Mistral, the Microsoft-backed French AI startup valued at $6 billion, has Approved its first generative AI model for coding, called Codestral.
Like other code-generating models, Codestral is designed to assist developers write and interact with code. It has been trained in over 80 programming languages, including Python, Java, C++ and JavaScript, Mistral explains in a blog post. Codestral can complete coding functions, write tests and “fill in” partial code, in addition to answer questions on a code base in English.
Mistral describes the model as “open,” but that’s controversial. The startup's license prohibits the usage of Codestral and its results for business purposes. There is an exception for “development,” but even that comes with limitations: the license explicitly prohibits “any internal use by employees in the middle of the corporate's business.”
The reason could possibly be that Codestral was partially trained with copyrighted content.

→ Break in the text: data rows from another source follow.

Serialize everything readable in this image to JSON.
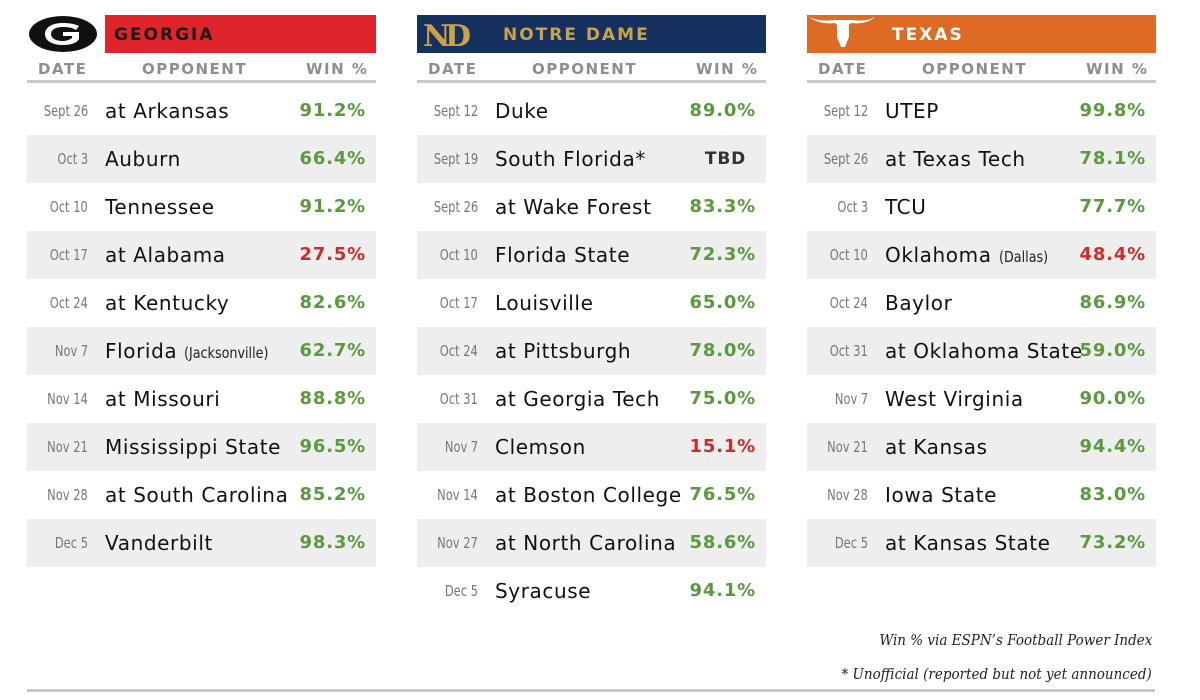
{
  "teams": [
    {
      "name": "GEORGIA",
      "header_color": "#e0242b",
      "name_color": "#1a1a1a",
      "logo": "georgia-g-logo",
      "columns": {
        "date": "DATE",
        "opponent": "OPPONENT",
        "win": "WIN %"
      },
      "games": [
        {
          "date": "Sept 26",
          "opponent": "at Arkansas",
          "note": "",
          "win": "91.2%",
          "status": "good"
        },
        {
          "date": "Oct 3",
          "opponent": "Auburn",
          "note": "",
          "win": "66.4%",
          "status": "good"
        },
        {
          "date": "Oct 10",
          "opponent": "Tennessee",
          "note": "",
          "win": "91.2%",
          "status": "good"
        },
        {
          "date": "Oct 17",
          "opponent": "at Alabama",
          "note": "",
          "win": "27.5%",
          "status": "bad"
        },
        {
          "date": "Oct 24",
          "opponent": "at Kentucky",
          "note": "",
          "win": "82.6%",
          "status": "good"
        },
        {
          "date": "Nov 7",
          "opponent": "Florida",
          "note": "(Jacksonville)",
          "win": "62.7%",
          "status": "good"
        },
        {
          "date": "Nov 14",
          "opponent": "at Missouri",
          "note": "",
          "win": "88.8%",
          "status": "good"
        },
        {
          "date": "Nov 21",
          "opponent": "Mississippi State",
          "note": "",
          "win": "96.5%",
          "status": "good"
        },
        {
          "date": "Nov 28",
          "opponent": "at South Carolina",
          "note": "",
          "win": "85.2%",
          "status": "good"
        },
        {
          "date": "Dec 5",
          "opponent": "Vanderbilt",
          "note": "",
          "win": "98.3%",
          "status": "good"
        }
      ]
    },
    {
      "name": "NOTRE DAME",
      "header_color": "#16305f",
      "name_color": "#c9a24a",
      "logo": "notre-dame-nd-logo",
      "columns": {
        "date": "DATE",
        "opponent": "OPPONENT",
        "win": "WIN %"
      },
      "games": [
        {
          "date": "Sept 12",
          "opponent": "Duke",
          "note": "",
          "win": "89.0%",
          "status": "good"
        },
        {
          "date": "Sept 19",
          "opponent": "South Florida*",
          "note": "",
          "win": "TBD",
          "status": "tbd"
        },
        {
          "date": "Sept 26",
          "opponent": "at Wake Forest",
          "note": "",
          "win": "83.3%",
          "status": "good"
        },
        {
          "date": "Oct 10",
          "opponent": "Florida State",
          "note": "",
          "win": "72.3%",
          "status": "good"
        },
        {
          "date": "Oct 17",
          "opponent": "Louisville",
          "note": "",
          "win": "65.0%",
          "status": "good"
        },
        {
          "date": "Oct 24",
          "opponent": "at Pittsburgh",
          "note": "",
          "win": "78.0%",
          "status": "good"
        },
        {
          "date": "Oct 31",
          "opponent": "at Georgia Tech",
          "note": "",
          "win": "75.0%",
          "status": "good"
        },
        {
          "date": "Nov 7",
          "opponent": "Clemson",
          "note": "",
          "win": "15.1%",
          "status": "bad"
        },
        {
          "date": "Nov 14",
          "opponent": "at Boston College",
          "note": "",
          "win": "76.5%",
          "status": "good"
        },
        {
          "date": "Nov 27",
          "opponent": "at North Carolina",
          "note": "",
          "win": "58.6%",
          "status": "good"
        },
        {
          "date": "Dec 5",
          "opponent": "Syracuse",
          "note": "",
          "win": "94.1%",
          "status": "good"
        }
      ]
    },
    {
      "name": "TEXAS",
      "header_color": "#dd6a25",
      "name_color": "#ffffff",
      "logo": "texas-longhorn-logo",
      "columns": {
        "date": "DATE",
        "opponent": "OPPONENT",
        "win": "WIN %"
      },
      "games": [
        {
          "date": "Sept 12",
          "opponent": "UTEP",
          "note": "",
          "win": "99.8%",
          "status": "good"
        },
        {
          "date": "Sept 26",
          "opponent": "at Texas Tech",
          "note": "",
          "win": "78.1%",
          "status": "good"
        },
        {
          "date": "Oct 3",
          "opponent": "TCU",
          "note": "",
          "win": "77.7%",
          "status": "good"
        },
        {
          "date": "Oct 10",
          "opponent": "Oklahoma",
          "note": "(Dallas)",
          "win": "48.4%",
          "status": "bad"
        },
        {
          "date": "Oct 24",
          "opponent": "Baylor",
          "note": "",
          "win": "86.9%",
          "status": "good"
        },
        {
          "date": "Oct 31",
          "opponent": "at Oklahoma State",
          "note": "",
          "win": "59.0%",
          "status": "good"
        },
        {
          "date": "Nov 7",
          "opponent": "West Virginia",
          "note": "",
          "win": "90.0%",
          "status": "good"
        },
        {
          "date": "Nov 21",
          "opponent": "at Kansas",
          "note": "",
          "win": "94.4%",
          "status": "good"
        },
        {
          "date": "Nov 28",
          "opponent": "Iowa State",
          "note": "",
          "win": "83.0%",
          "status": "good"
        },
        {
          "date": "Dec 5",
          "opponent": "at Kansas State",
          "note": "",
          "win": "73.2%",
          "status": "good"
        }
      ]
    }
  ],
  "footnotes": {
    "source": "Win % via ESPN’s Football Power Index",
    "unofficial": "* Unofficial (reported but not yet announced)"
  }
}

Mistral neither confirmed nor denied this in its blog post, however it wouldn’t be surprising; there are Proof that the startup's previous training data sets contained copyrighted data.

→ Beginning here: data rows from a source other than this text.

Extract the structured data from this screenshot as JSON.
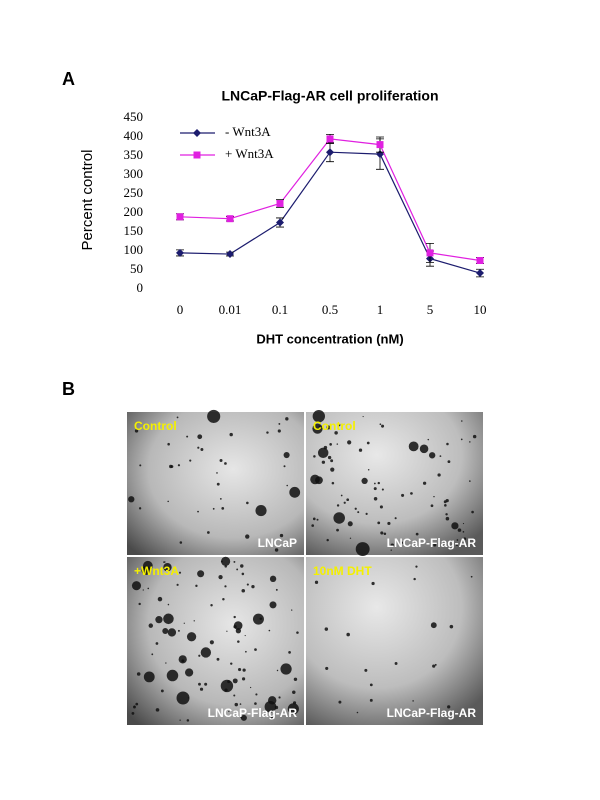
{
  "chart_data": {
    "type": "line",
    "title": "LNCaP-Flag-AR cell proliferation",
    "x_label": "DHT concentration (nM)",
    "y_label": "Percent control",
    "categories": [
      "0",
      "0.01",
      "0.1",
      "0.5",
      "1",
      "5",
      "10"
    ],
    "series": [
      {
        "name": "- Wnt3A",
        "color": "#1c1c6e",
        "marker": "diamond",
        "values": [
          95,
          92,
          175,
          360,
          355,
          80,
          42
        ],
        "errors": [
          8,
          5,
          12,
          25,
          40,
          20,
          10
        ]
      },
      {
        "name": "+ Wnt3A",
        "color": "#e020e0",
        "marker": "square",
        "values": [
          190,
          185,
          225,
          395,
          380,
          95,
          75
        ],
        "errors": [
          8,
          6,
          10,
          12,
          20,
          25,
          8
        ]
      }
    ],
    "ylim": [
      0,
      450
    ],
    "yticks": [
      0,
      50,
      100,
      150,
      200,
      250,
      300,
      350,
      400,
      450
    ],
    "grid": false,
    "legend": "top-left"
  },
  "figure": {
    "panel_a_label": "A",
    "panel_b_label": "B",
    "photos": [
      {
        "top_label": "Control",
        "bottom_label": "LNCaP"
      },
      {
        "top_label": "Control",
        "bottom_label": "LNCaP-Flag-AR"
      },
      {
        "top_label": "+Wnt3A",
        "bottom_label": "LNCaP-Flag-AR"
      },
      {
        "top_label": "10nM DHT",
        "bottom_label": "LNCaP-Flag-AR"
      }
    ]
  }
}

Codestral is probably not well worth the effort anyway. Its 22 billion parameter model requires a robust PC to run. (Parameters essentially define an AI model's capabilities at an issue, akin to parsing and generating text.) And while it beats the competition in keeping with some benchmarks (which, as we all know, are unreliable), it's not a breakthrough.

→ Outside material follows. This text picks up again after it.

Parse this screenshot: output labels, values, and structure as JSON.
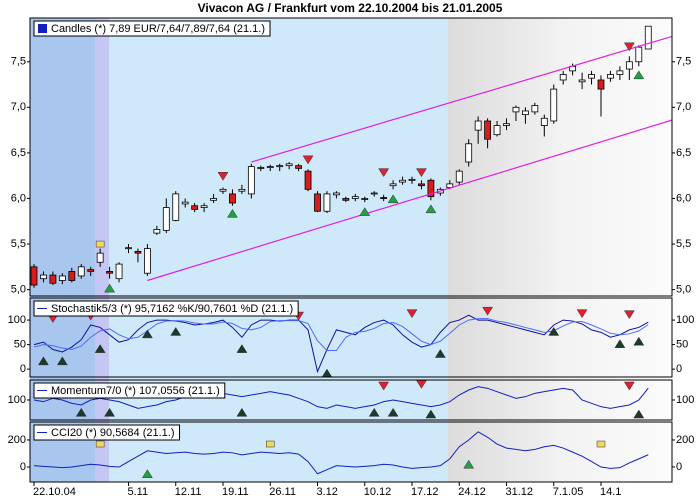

Although Codestral is impractical for many developers and provides only incremental performance improvements, it should actually fuel the talk about whether it is beneficial to depend on code-generating models when programming.
Developers actually use generative AI tools for no less than some programming tasks. In a Stack Overflow Opinion poll As of June 2023, 44% of developers said they currently use AI tools of their development process, while 26% plan to accomplish that soon. However, these tools have obvious shortcomings.
An evaluation of greater than 150 million lines of code pushed from GitClear to project repos over the past few years found that generative AI development tools result in: more faulty code pushed into code bases. Elsewhere, security researchers have warned that such tools exacerbate existing bugs and security issues in software projects; greater than half of the answers given by OpenAI’s ChatGPT to programming questions are mistaken, in keeping with a study by Purdue.
That won't stop firms like Mistral and others from getting cash (and gaining attention) from their models. This morning, Mistral launched a hosted version of Codestral on its conversational AI platform Le Chat, in addition to its paid API. Mistral says it has also been working on integrating Codestral into app frameworks and development environments like LlamaIndex, LangChain, Continue.dev, and Tabnine.